It’s not always steaks and barbeque here at the AlbuKirky Kitchens. I do occasionally dabble in my other food passion, ICE CREAM! I’m actually not sure what I love making more, ice cream or barbeque? But I don’t have to choose, because I can always eat my ice cream after BBQ and enjoy the best of both worlds. Today I’ve got a recipe that is one of our favorites. It’s sweet, it’s tangy, it’s absolutely freaking delicious! It’s Buttermilk Vanilla Ice Cream.
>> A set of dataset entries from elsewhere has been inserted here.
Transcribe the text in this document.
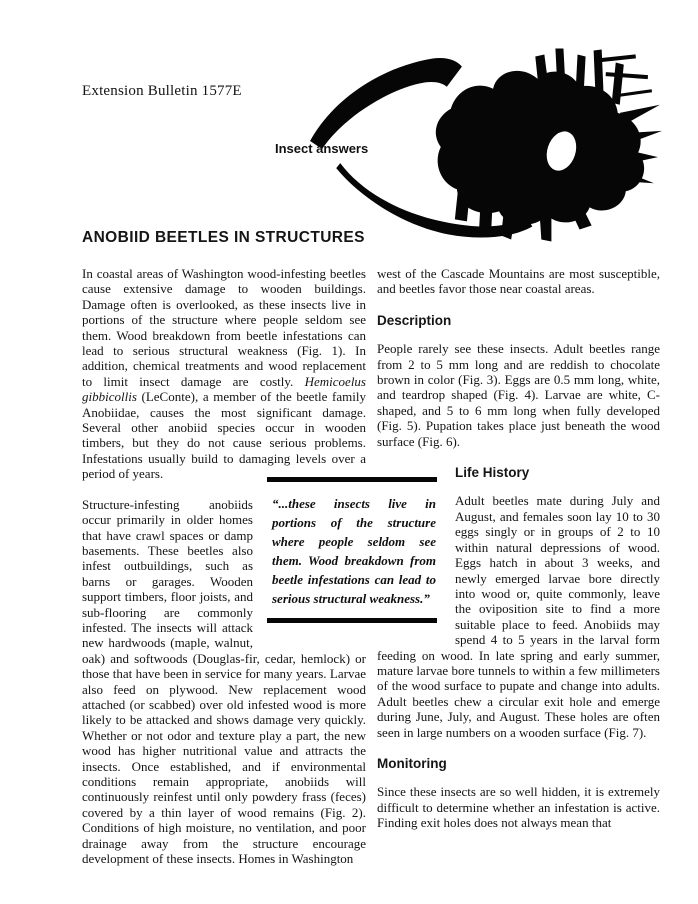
Extension Bulletin 1577E
Insect answers
ANOBIID BEETLES IN STRUCTURES

In coastal areas of Washington wood-infesting beetles cause extensive damage to wooden buildings. Damage often is overlooked, as these insects live in portions of the structure where people seldom see them. Wood breakdown from beetle infestations can lead to serious structural weakness (Fig. 1). In addition, chemical treatments and wood replacement to limit insect damage are costly. Hemicoelus gibbicollis (LeConte), a member of the beetle family Anobiidae, causes the most significant damage. Several other anobiid species occur in wooden timbers, but they do not cause serious problems. Infestations usually build to damaging levels over a period of years.

Structure-infesting anobiids occur primarily in older homes that have crawl spaces or damp basements. These beetles also infest outbuildings, such as barns or garages. Wooden support timbers, floor joists, and sub-flooring are commonly infested. The insects will attack new hardwoods (maple, walnut, oak) and softwoods (Douglas-fir, cedar, hemlock) or those that have been in service for many years. Larvae also feed on plywood. New replacement wood attached (or scabbed) over old infested wood is more likely to be attacked and shows damage very quickly. Whether or not odor and texture play a part, the new wood has higher nutritional value and attracts the insects. Once established, and if environmental conditions remain appropriate, anobiids will continuously reinfest until only powdery frass (feces) covered by a thin layer of wood remains (Fig. 2). Conditions of high moisture, no ventilation, and poor drainage away from the structure encourage development of these insects. Homes in Washington

west of the Cascade Mountains are most susceptible, and beetles favor those near coastal areas.

Description

People rarely see these insects. Adult beetles range from 2 to 5 mm long and are reddish to chocolate brown in color (Fig. 3). Eggs are 0.5 mm long, white, and teardrop shaped (Fig. 4). Larvae are white, C-shaped, and 5 to 6 mm long when fully developed (Fig. 5). Pupation takes place just beneath the wood surface (Fig. 6).

Life History

Adult beetles mate during July and August, and females soon lay 10 to 30 eggs singly or in groups of 2 to 10 within natural depressions of wood. Eggs hatch in about 3 weeks, and newly emerged larvae bore directly into wood or, quite commonly, leave the oviposition site to find a more suitable place to feed. Anobiids may spend 4 to 5 years in the larval form feeding on wood. In late spring and early summer, mature larvae bore tunnels to within a few millimeters of the wood surface to pupate and change into adults. Adult beetles chew a circular exit hole and emerge during June, July, and August. These holes are often seen in large numbers on a wooden surface (Fig. 7).

Monitoring

Since these insects are so well hidden, it is extremely difficult to determine whether an infestation is active. Finding exit holes does not always mean that

“...these insects live in portions of the structure where people seldom see them. Wood breakdown from beetle infestations can lead to serious structural weakness.”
Buttermilk Vanilla Ice Cream
2 Cups of Half & Half
2 Cups of Buttermilk
1 Scoop of Vanilla Whey Protein
1 or 2 Cans of Sweeten Condensed Milk
2 Teaspoons of Vanilla Extract
1 Pinch of Salt
I add all the ingredients to the ice cream canister and mix with my boat motor blender right in the canister. Drop in the dasher, put lid on and put it all in the ice cream maker. I use the salt & ice type maker and it takes about an hour to freeze.
My base is always the same half & half, eggs, condensed milk and whey protein. I’m sure you asking, why the whey protein. It helps the ice cream hold more air and keeps it from getting all icy when you put it in the freezer to harden. One scoop or 1/3 cup is about all you need; too much whey will give it a funky after taste.
The perfect vehicle for ice cream is of course cake. Cheryl made a this delicious Chocolate Texas Sheet Cake with a recipe from Pioneer Woman. My mom used to make this cake and it was always one of my favorites. There is buttermilk in the cake so it pairs really well with the buttermilk ice cream. But then again what cake doesn’t pair well with ice cream?? It’s going to be a long hot summer and ‘ve got some more ice cream recipes coming.